Better living through hyperbole

“Do you really think that all Search Engine Optimization is useless?”
“Surely you don’t think that advertising is dead!”
“PR works for some people. How come you say we can’t count on it?”
“All music labels aren’t dead… just some of them.”

Exactly.

I spend my days trying to make a point (or two). Trying to change minds. Sometimes, people are motivated by carefully shaded differences, delivered with reams of data by dispassionate observers. And sometimes it snows in Florida.

In my experience, many people get a concept stuck in their head and it grows to a size inappropriate to the original idea. I’ve met countless entrepreneurs and marketers who believe that one national TV ad, or one appearance on Oprah, or one lucky link in Google is the answer to their prayers.

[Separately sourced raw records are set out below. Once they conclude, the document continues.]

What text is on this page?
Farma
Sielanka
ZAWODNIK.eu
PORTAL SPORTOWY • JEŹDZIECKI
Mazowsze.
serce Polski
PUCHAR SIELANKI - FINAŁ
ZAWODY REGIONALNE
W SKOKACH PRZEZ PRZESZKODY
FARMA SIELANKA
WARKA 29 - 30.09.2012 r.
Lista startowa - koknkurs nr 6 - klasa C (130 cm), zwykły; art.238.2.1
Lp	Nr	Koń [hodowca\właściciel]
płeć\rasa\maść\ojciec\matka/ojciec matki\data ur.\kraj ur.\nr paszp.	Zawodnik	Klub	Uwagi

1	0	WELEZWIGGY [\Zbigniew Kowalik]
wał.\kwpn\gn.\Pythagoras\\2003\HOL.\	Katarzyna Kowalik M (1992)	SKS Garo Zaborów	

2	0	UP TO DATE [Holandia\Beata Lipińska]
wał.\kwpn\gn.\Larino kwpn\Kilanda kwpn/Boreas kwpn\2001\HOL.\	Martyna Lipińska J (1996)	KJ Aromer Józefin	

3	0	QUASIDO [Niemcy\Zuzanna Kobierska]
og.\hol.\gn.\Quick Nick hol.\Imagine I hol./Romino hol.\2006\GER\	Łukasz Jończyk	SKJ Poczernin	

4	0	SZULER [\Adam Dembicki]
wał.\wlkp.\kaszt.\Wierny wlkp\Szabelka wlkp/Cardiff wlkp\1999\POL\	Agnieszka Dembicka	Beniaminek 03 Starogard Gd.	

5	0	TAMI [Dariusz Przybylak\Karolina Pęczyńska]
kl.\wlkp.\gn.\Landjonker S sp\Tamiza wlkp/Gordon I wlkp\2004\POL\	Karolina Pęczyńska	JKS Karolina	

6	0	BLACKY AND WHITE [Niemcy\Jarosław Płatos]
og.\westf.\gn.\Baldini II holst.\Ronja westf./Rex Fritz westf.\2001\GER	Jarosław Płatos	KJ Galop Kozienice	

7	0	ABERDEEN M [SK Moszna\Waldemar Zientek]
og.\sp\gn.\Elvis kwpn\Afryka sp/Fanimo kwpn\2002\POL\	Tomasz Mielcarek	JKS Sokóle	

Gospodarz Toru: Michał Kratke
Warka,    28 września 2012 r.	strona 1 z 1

Whether you’re running for President, running a non-profit or trying to go public, there is no shortcut. No obvious, easy, predictable solution that will get you the success you want. Instead, I’m pretty sure, you’re going to have to do a lot of work and build a measurable, predictable, improvable system that keeps getting better over time. And the miracles (that great link on Yahoo, that appearance on Air America) is just a bonus.

So, if I go a little overboard (as I did, intentionally, in my SEO post below) please cut me a little slack. All other things being equal, is an optimized website better than one that’s not? Sure. All other things being equal, is a check from Fred Wilson’s venture fund better than bootstrapping with no cash? Yep.

But first, you’ve got to make all other things equal. First, you and your colleagues have to do the hot, dusty and dreary work of building a permission asset one person at a time. You’ve got to create a remarkable product or service. You need to include that free prize that people want to talk about. Then, once all other things are equal, go wild!